Studio album by Jaga Jazzist
- Released: 2001
- Genre: Jazztronica
- Length: 48:55
- Label: Smalltown Supersound
- Producer: Jørgen Træen

Jaga Jazzist chronology
| Jævla Jazzist Grete Stitz (1996) | A Livingroom Hush (2001) | The Stix (2002) |

= A Livingroom Hush =

A Livingroom Hush is the second album of Jaga Jazzist, released in 2001 by Ninja Tune under the authority of the Warner Music Group. The BBC named it the best jazz album of 2002.
The album features ten instrumental songs, most of which were composed by Lars Horntveth and Jørgen Munkeby.

Professional ratings
Review scores
| Source | Rating |
| Allmusic | Star |
| Dagbladet | Star |

== Reception ==
The Allmusic review awarded the album four out of five stars and review by the Norwegian newspaper Dagbladet awarded the album five out of six stars (dice).

== Track listing ==

| No. | Title | Length |
|---|---|---|
| 1. | "Animal Chin" | 4:07 |
| 2. | "Going Down" | 5:20 |
| 3. | "Press Play" | 1:06 |
| 4. | "Airborne" | 5:13 |
| 5. | "Real Racecars Have Doors" | 4:15 |
| 6. | "Low Battery" | 5:50 |
| 7. | "Midget" | 2:32 |
| 8. | "Made For Radio" | 5:22 |
| 9. | "Lithuania" | 8:37 |
| 10. | "Cinematic" | 6:24 |

== Credits ==
- Performed by Jaga Jazzist
- Mathias Eick - trumpet, keyboards, double bass
- Lars Horntveth - tenor & baritone saxophone, flute, bass-clarinet, acoustic, high-string guitar, keyboards
- Lars Wabø - trombone
- Line Horntveth - tuba
- Andreas Mjøs - vibraphone, marimba, percussions, drums, keyboards
- Jørgen Munkeby - flute, tenor saxophone, bass-clarinet, keyboards
- Harald Frøland - guitar, effects, synthesizer
- Morten Qvenild - keyboards
- Ivar Chr.

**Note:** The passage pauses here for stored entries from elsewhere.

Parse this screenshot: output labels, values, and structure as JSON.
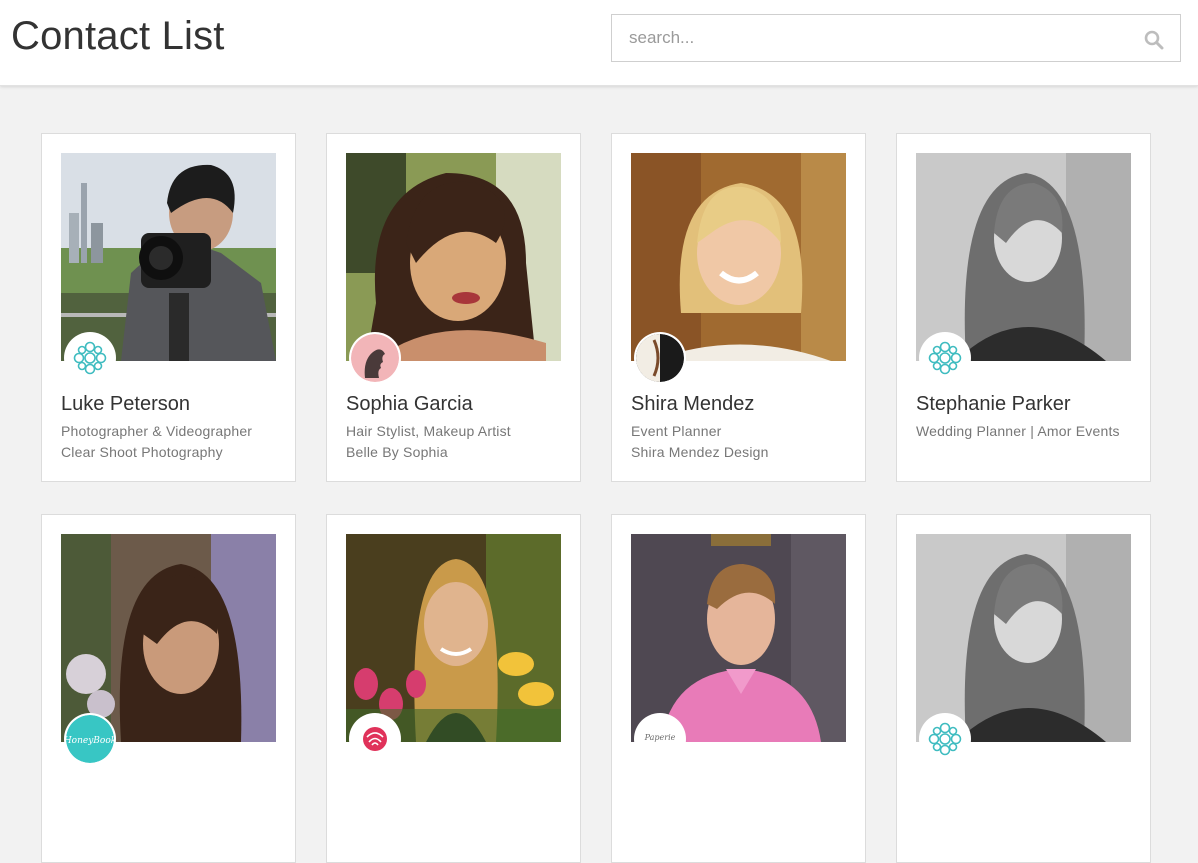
{
  "header": {
    "title": "Contact List"
  },
  "search": {
    "placeholder": "search...",
    "value": "",
    "icon": "search-icon"
  },
  "contacts": [
    {
      "name": "Luke Peterson",
      "role": "Photographer & Videographer",
      "company": "Clear Shoot Photography",
      "badge": "mandala-logo"
    },
    {
      "name": "Sophia Garcia",
      "role": "Hair Stylist, Makeup Artist",
      "company": "Belle By Sophia",
      "badge": "silhouette-logo"
    },
    {
      "name": "Shira Mendez",
      "role": "Event Planner",
      "company": "Shira Mendez Design",
      "badge": "split-logo"
    },
    {
      "name": "Stephanie Parker",
      "role": "Wedding Planner | Amor Events",
      "company": "",
      "badge": "mandala-logo"
    },
    {
      "name": "",
      "role": "",
      "company": "",
      "badge": "honeybook-logo",
      "badge_text": "HoneyBook"
    },
    {
      "name": "",
      "role": "",
      "company": "",
      "badge": "rose-logo"
    },
    {
      "name": "",
      "role": "",
      "company": "",
      "badge": "paperie-logo",
      "badge_text": "Paperie"
    },
    {
      "name": "",
      "role": "",
      "company": "",
      "badge": "mandala-logo"
    }
  ]
}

Johansen - keyboards
- Even Ormestad - bass, keyboards
- Martin Horntveth - drums, drum programming (drum-machines), percussion, keyboards
- Jørgen Træen - electronics, keyboards, percussion, synthesizer (Ms-20 Ghost)

- Production
- Mastering – Audun Strype, Ingar Hunskaar
- Mixing – Andreas Mjøs
- Mixing, all string arrangements – Lars Horntveth
- Mixing – Martin Horntveth
- Artworks (sleeve - shape/color) – Martin Horntveth, Christian@stateroom
- Photography – Colin Eick
- Producer, Recording, Mixing – Jørgen Træen

== Notes ==
Recorded in Duper Studios, Spring 2000. Mixed Summer 2000. Mastered at Strype Audio.